The variant LAST was noted as injecting malicious stub into explorer.exe, so that Backoff could maintain persistence on affected devices if the executable crashes or is “forcefully stopped,” Trustwave revealed in an overview of the malware. LAST also includes support for multiple domain configurations, and uses modified code to create exfiltration threads for stealing card data, Trustwave said.
The news comes soon after the Department of Homeland Security (DHS) released an advisory Friday, which was first publicized by The New York Times, revealing that over 1,000 U.S. businesses have been infected with the malware. It is believed that Backoff may have been responsible for breaches impacting Target, as well as those more recently disclosed by UPS and SUPERVALU.
“Reporting continues on additional compromised locations, involving private sector entities of all sizes, and the Secret Service currently estimates that over 1,000 U.S. businesses are affected,” the advisory said.

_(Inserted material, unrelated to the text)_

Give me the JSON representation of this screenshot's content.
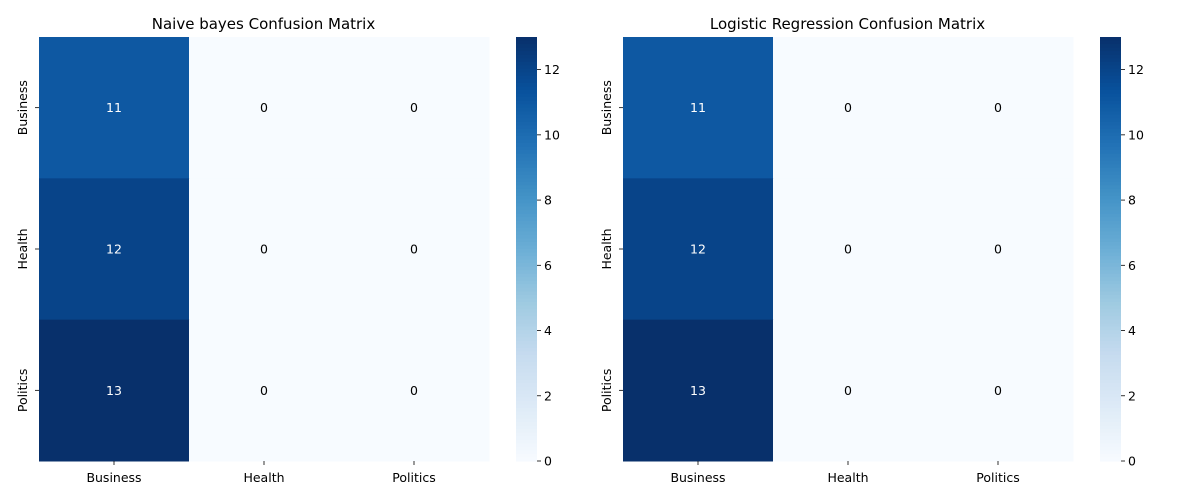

The tally of victims grew from nearly 600 businesses that were said to be impacted in late July by the U.S. Computer Emergency Readiness Team (US-CERT). To date, DHS said that seven POS vendors had confirmed that they “had multiple clients affected” by Backoff.
Last week, a New Orleans restaurant Mizado Cocina revealed that its POS devices had been compromised by Backoff malware, an incident that may have impacted roughly 8,000 customers who used payment cards at the establishment between May 9 and July 18.
In its alert, DHS said that Backoff has likely struck many more businesses which are still unaware of compromise.